BLOOMINGTON — With four aldermen joining the City Council, the city is taking a fresh look at that title.
The council will consider amending the city code to clarify and broaden the references to "aldermen" beyond the current masculine-only reference, said Deputy City Manager Billy Tyus.
Specifically, the proposed ordinance clarifies that the term would have the same meaning and effect as "council member," "alderwomen," "alderwoman," "alderman" and "alderperson," said Tyus.
The council is slated to vote on the change during the council's meeting at 6 p.m. Monday at City Hall.
The change, if approved, "recognizes that there are elected officials who may want to be referred to other than 'alderman.' This officially allows for that," said Tyus. "We are going to appreciate and incorporate the reference that they prefer."

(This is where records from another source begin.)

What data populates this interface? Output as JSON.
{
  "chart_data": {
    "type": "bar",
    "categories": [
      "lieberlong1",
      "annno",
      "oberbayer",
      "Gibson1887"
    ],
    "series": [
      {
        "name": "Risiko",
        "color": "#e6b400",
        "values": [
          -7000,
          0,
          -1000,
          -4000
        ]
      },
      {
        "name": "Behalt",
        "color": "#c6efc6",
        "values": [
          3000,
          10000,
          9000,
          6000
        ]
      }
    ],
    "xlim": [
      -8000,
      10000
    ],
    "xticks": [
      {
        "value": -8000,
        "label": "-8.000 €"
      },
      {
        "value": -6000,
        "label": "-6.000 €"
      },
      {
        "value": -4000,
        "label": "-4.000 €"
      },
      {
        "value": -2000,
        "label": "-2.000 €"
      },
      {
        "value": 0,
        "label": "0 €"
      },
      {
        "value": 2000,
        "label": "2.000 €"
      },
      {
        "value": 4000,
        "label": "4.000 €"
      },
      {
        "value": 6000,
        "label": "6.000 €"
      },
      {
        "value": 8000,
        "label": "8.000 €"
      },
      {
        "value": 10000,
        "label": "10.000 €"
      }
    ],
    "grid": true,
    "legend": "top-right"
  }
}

"It's a tiny change, but I think it means a lot to the people who aren't currently seeing themselves in the language that we have," said Jenn Carrillo, who was elected April 2 to represent Ward 6.
In addition to Carrillo, the other newly elected council members are Donna Boelen of Ward 2, Julie Emig of Ward 4 and Jeff Crabill of Ward 8. They were sworn in at a special meeting on May 1, and Monday will be their first regular council meeting.
Carrillo said she brought the matter to the attention of city officials "as a matter of me wanting to make sure that my own materials, my nameplate, my signature and my business cards had my gender pronouns and had a word other than 'alderman.'
"I also urged some of my other incoming council members to request for the same thing, because I think it's important that we begin to normalize that kind of language," said Carrillo.
"I am a big believer that you can't be what you can't see, and so we want to make sure our local government is representative of people of all genders so that they can see themselves in those seats as well," she added.
The council also will consider the appointment of mayor pro tem, who is a council member that serves temporarily in the absence or disability of the mayor.
Former Ward 6 Alderman Karen Schmidt had been serving in the role, but she lost her seat to Carrillo.
In other action, the council is expected to vote on expanding the boundaries of a local enterprise zone to support the $35 million expansion of Brandt Industries' manufacturing facility in rural Hudson. The company plans to increase employment to over 300 full-time employees within six years.
Inclusion in the enterprise zone, which encompasses Bloomington, Normal, McLean County, Gibson City and Ford County, could help Brandt get a sales tax rebate for materials used in the building project.
The Ford County Board and Gibson City Council are set to vote on the change Monday night.
The Normal City Council and McLean County Board have already signed off.
The enterprise zone is currently 14.1 square miles and can be up to 15.